TEMPO.CO, Jakarta - Direktur Jenderal Aplikasi dan Informatika Kementerian Komunikasi dan Informatika, Semuel Abrijani Pangerapan, mengatakan pemerintah memiliki layanan untuk membantu korban-korban peretasan. Syaratnya korban harus mengizinkan penyidik pemerintah untuk mengakses sistem situs atau akun miliknya.
"Kalau butuh bantuan kami untuk menginvestigasi, kami punya expert digital forensic," katanya dalam diskusi Ngobrol @Tempo: Pembungkaman Kritik di Masa Pandemi, Kamis, 27 Agustus 2020.
Untuk bisa menggunakan jasa penyidik Kominfo, kata Semuel, korban peretasan sebelumnya wajib membuat laporan ke pihaknya.
Selain lewat Kementerian Komunikasi dan Informatika, kata Semuel, korban peretasan bisa menggunakan jasa ahli forensik digital dari swasta. Cara lain dengan melapor kepada Direktorat Cyber Crime Mabes Polri.
Menurut Semuel, peretasan masuk dalam kategori perkara pidana dan sanksinya pun cukup tinggi. Pasalnya pelaku secara ilegal mengakses sistem milik korban.

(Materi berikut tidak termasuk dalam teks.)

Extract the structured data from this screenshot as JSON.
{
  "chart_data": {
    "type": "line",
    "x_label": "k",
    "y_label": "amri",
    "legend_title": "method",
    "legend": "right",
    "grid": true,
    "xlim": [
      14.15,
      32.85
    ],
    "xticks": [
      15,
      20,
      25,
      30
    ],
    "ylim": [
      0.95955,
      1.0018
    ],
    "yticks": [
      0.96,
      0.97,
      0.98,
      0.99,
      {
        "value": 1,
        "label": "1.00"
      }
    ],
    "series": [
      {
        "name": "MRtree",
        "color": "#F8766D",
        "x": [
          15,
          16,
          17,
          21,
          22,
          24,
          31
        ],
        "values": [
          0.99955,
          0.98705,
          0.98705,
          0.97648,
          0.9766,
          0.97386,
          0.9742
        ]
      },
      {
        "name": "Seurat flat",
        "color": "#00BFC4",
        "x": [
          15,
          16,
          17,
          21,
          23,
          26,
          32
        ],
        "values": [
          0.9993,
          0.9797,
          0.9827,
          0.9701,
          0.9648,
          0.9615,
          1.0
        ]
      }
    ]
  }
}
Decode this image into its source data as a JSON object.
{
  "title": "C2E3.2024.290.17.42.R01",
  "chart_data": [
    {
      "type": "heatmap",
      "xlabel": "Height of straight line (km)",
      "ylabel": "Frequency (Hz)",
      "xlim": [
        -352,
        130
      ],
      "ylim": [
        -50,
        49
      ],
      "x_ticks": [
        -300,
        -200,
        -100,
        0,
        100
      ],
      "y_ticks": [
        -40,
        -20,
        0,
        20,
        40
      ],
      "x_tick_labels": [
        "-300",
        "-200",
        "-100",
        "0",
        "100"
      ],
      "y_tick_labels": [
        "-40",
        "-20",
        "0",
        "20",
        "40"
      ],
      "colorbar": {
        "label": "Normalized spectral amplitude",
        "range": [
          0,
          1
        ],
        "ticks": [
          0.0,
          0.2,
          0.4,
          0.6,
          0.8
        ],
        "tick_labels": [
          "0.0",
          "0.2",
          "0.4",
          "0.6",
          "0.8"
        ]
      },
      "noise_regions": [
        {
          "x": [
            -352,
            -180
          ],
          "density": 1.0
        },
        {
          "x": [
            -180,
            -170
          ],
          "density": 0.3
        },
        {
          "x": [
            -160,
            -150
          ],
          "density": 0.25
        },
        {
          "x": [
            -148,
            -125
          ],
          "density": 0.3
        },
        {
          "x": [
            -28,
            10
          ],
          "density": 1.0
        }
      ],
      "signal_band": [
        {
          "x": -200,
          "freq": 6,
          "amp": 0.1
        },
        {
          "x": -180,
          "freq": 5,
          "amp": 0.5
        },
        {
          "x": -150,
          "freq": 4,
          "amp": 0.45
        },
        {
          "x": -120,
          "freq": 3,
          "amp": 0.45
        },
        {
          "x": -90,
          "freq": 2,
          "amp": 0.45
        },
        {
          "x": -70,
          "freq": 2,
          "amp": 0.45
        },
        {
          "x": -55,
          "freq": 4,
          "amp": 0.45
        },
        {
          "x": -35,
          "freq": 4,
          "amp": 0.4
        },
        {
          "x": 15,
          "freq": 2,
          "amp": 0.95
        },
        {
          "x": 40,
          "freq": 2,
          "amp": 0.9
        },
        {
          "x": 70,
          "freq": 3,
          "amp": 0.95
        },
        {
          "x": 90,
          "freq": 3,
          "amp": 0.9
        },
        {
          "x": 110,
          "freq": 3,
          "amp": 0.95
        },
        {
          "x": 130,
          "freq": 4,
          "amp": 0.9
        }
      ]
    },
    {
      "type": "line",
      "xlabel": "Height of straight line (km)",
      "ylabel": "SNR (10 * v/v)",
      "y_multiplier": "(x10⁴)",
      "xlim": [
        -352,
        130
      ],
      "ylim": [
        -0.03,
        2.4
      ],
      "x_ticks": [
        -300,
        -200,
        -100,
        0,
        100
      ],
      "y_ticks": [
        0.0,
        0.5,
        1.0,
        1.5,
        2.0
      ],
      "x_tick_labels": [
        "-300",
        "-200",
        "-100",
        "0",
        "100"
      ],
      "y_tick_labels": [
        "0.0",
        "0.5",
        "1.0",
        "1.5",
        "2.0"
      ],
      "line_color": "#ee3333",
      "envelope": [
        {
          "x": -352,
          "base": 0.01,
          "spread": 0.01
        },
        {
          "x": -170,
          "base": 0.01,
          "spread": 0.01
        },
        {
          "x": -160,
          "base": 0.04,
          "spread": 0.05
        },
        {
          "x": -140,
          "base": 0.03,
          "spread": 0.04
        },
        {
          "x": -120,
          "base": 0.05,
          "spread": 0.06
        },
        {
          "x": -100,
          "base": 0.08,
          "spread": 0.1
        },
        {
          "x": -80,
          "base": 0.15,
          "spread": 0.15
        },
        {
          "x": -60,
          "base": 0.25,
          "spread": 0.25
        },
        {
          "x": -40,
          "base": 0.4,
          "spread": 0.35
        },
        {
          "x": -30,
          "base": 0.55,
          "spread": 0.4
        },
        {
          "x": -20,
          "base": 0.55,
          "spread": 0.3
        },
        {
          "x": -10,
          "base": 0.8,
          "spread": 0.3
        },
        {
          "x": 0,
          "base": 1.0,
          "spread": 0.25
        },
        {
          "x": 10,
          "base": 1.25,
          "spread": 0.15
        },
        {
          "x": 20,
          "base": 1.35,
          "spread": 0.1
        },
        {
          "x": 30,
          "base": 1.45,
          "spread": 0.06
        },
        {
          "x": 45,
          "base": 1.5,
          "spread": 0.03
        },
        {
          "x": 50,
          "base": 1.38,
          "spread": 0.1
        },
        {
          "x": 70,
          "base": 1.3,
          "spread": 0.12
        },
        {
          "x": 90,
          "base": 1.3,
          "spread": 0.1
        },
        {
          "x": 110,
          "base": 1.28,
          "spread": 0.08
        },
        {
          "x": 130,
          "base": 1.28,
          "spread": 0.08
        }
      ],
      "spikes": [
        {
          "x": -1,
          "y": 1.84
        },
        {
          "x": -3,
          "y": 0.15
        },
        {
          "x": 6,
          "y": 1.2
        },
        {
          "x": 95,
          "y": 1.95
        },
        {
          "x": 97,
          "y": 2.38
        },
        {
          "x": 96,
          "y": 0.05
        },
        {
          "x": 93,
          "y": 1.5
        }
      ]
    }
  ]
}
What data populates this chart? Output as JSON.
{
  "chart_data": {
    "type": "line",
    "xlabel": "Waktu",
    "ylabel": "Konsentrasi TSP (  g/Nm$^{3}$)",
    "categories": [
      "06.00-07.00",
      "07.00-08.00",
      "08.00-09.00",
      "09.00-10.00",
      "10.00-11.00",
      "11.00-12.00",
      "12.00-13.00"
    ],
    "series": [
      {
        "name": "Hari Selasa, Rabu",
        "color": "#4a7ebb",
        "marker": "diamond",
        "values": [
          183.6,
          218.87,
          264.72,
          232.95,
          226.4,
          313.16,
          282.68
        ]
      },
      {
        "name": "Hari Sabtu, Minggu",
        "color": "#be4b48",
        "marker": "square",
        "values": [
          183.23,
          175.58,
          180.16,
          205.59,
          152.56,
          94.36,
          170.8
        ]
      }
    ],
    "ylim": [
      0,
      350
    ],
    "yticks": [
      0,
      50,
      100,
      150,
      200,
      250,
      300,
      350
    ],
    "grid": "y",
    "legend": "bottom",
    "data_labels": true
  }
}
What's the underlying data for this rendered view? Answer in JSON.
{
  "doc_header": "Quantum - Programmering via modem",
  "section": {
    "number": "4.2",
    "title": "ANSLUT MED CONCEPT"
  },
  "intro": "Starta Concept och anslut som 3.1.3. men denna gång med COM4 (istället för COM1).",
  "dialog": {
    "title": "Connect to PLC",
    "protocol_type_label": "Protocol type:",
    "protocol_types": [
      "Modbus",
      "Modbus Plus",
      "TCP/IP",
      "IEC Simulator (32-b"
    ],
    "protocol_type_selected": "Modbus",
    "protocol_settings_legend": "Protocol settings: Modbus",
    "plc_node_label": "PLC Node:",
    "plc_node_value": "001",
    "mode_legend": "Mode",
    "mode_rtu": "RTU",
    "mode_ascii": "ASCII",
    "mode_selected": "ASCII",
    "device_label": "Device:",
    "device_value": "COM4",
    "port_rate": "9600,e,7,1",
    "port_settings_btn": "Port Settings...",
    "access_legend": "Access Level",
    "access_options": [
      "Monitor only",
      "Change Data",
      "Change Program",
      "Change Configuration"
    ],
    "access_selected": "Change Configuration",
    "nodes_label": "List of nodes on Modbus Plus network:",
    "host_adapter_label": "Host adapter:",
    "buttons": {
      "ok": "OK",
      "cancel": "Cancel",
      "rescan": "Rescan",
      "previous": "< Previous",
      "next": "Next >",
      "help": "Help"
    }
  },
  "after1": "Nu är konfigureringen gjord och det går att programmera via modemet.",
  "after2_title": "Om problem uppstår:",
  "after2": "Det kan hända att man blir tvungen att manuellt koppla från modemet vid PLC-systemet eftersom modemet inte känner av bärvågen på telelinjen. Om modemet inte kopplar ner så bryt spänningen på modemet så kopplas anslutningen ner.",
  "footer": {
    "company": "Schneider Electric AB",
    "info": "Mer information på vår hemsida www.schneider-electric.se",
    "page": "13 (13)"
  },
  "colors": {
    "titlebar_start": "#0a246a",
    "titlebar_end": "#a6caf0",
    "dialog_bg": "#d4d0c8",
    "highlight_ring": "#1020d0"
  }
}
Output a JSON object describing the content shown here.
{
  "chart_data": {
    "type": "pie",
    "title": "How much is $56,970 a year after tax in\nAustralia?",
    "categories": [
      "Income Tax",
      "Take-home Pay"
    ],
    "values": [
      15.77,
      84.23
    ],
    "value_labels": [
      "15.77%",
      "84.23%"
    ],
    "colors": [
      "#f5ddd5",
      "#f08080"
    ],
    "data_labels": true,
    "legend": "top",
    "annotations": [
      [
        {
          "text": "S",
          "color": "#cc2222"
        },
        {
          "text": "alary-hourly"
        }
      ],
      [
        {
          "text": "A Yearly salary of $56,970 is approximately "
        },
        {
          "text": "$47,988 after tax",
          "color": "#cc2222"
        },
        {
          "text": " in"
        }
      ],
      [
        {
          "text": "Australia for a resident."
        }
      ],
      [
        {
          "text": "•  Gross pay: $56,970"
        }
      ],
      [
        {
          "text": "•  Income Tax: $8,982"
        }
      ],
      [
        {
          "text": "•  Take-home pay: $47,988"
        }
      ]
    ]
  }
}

Direktur Eksekutif Southeast Asia Freedom of Expression Network (SAFEnet) Damar Juniarto mencatat selama Agustus 2020 terjadi 6 peretasan terhadap kelompok berisiko seperti jurnalis, akademikus, dan aktivis. Enam serangan itu terdiri dari satu serangan website deface yang menimpa situs Tempo.co, empat akses ilegal, dan satu pengambilan akun.
Menurut Damar, kasus peretasan ini diduga kuat terkait dengan aktivitas para korban yang mengkritik kebijakan penanganan Covid-19 dari pemerintah. "Siapa yang ada di balik serangan tentu saja mereka yang berposisi berseberangan, Kami belum tahu siapa tapi paling tidak mereka sedang bahagia karena seolah tidak ada upaya atau penangkapan terhadap tindakan kriminal itu, ini yang kami khawatirkan," tuturnya.